Só que alguns têm um conhecimento imperfeito. É como um cego que está andando num local desconhecido e ele vai apalpando para tentar eh descobrir a localidade. É assim que Paulo eh traça os gentios. Mas embora Deus eh eh seja buscado como alguém que tateia no escuro, ele não está longe de cada um de nós. E agora Paulo vai complementar essa figura de um Deus pessoal com a obra dos poetas gregos. Vamos ver aqui o verso 28. Por que Deus não está longe de nós? Atos 17:28. Pois nele vivemos e nos movemos e existimos, como alguns
dos vossos poetas têm dito, porque dele também somos geração. Quais são os poetas que são citados aqui? A primeira parte vem de uma obra chamada Crética de Epimênides. Então, Epimedes está aí mais de 500 anos antes de Paulo. E ele escreve esse poema chamado Crética, essa obra chamada Crética, onde está o poema. E o poema é assim, o poema faz parte do culto a Zeus. E diz o seguinte: "Construíram uma sepultura para ti, ó Santo e Altíssimo." Está falando de Zeus aqui. Os cretenses sempre mentirosos, feras terríveis, ventres preguiçosos. Mas tu não estás morto. Vives
e habitas para sempre, pois em ti vivemos e nos movemos e existimos.

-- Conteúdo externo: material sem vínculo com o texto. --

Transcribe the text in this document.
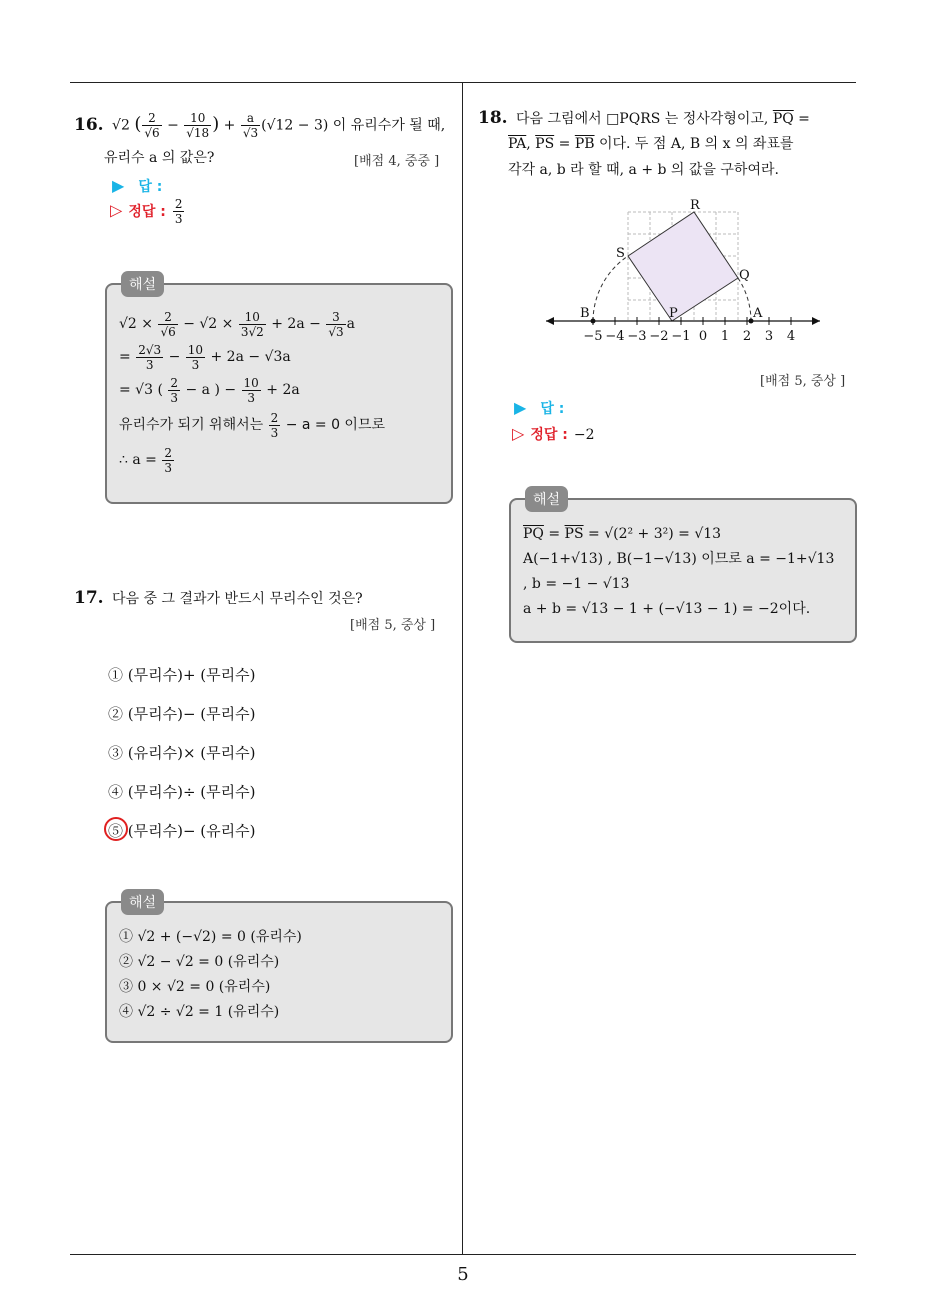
5
16. √2 ( $\frac{2}{√6} - \frac{10}{√18}$ ) + $\frac{a}{√3} (√12 - 3)$ 이 유리수가 될 때,
유리수 a 의 값은?	[배점 4, 중중 ]
▶ 답 :
▷ 정답 : $\frac{2}{3}$
해설
$√2 \times \frac{2}{√6} - √2 \times \frac{10}{3√2} + 2a - \frac{3}{√3}$ a
= $\frac{2√3}{3} - \frac{10}{3} + 2a - √3a$
= √3 ( $\frac{2}{3} - a$ ) − $\frac{10}{3} + 2a$
유리수가 되기 위해서는 $\frac{2}{3} - a = 0$ 이므로
∴ $a = \frac{2}{3}$
17. 다음 중 그 결과가 반드시 무리수인 것은?
[배점 5, 중상 ]
① (무리수)+ (무리수)
② (무리수)− (무리수)
③ (유리수)× (무리수)
④ (무리수)÷ (무리수)
⑤ (무리수)− (유리수)
해설
① √2 + (−√2) = 0 (유리수)
② √2 − √2 = 0 (유리수)
③ 0 × √2 = 0 (유리수)
④ √2 ÷ √2 = 1 (유리수)
18. 다음 그림에서 □PQRS 는 정사각형이고, $\overline{PQ}$ =
$\overline{PA}$, $\overline{PS} = \overline{PB}$ 이다. 두 점 A, B 의 x 의 좌표를
각각 a, b 라 할 때, a + b 의 값을 구하여라.
R
S
Q
P
B	A
−5 −4 −3 −2 −1 0 1 2 3 4
[배점 5, 중상 ]
▶ 답 :
▷ 정답 : −2
해설
$\overline{PQ} = \overline{PS} = √(2^2 + 3^2) = √13$
A(−1+√13) , B(−1−√13) 이므로 a = −1+√13
, b = −1 − √13
a + b = √13 − 1 + (−√13 − 1) = −2이다.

Então Paulo está citando parte aqui desse poema para mostrar que Deus é um Deus pessoal, está perto de nós. Apenas a título de de informação e curiosidade, na carta a título, Paulo usa outra parte desse poema aqui. Olha aqui, os cretenses sempre mentirosos, feras terríveis, ventres preguiçosos. Veja aqui Tito capítulo 1 versos 12 e 13 diz assim: "Foi mesmo dentre eles um seu profeta que disse: Cretenses, sempre mentirosos, feras terríveis, ventres preguiçosos". Então aqui em Tito, Paulo também faz uma citação desse mesmo
poema. Agora vamos para essa parte final aqui, quando Paulo diz: "Porque dele também somos geração." Esse aqui é um poema de Arato de Sol chamado Fenôena. é um poema que fala aí dos dos fenômenos cósmicos, planetários, da astronomia. Tá ali cerca de 200 anos antes de Paulo. E o poema é assim: "Com os Zeus comecemos, ele nós mortais, nunca o deixamos anônimo. Cheias de Zeus estão todas as ruas e todos os mercados dos homens. Cheios estão mar e os céus acima. Todos sempre necessitamos de Deus. Esse Deus aqui é Zeus, porque dele também somos geração.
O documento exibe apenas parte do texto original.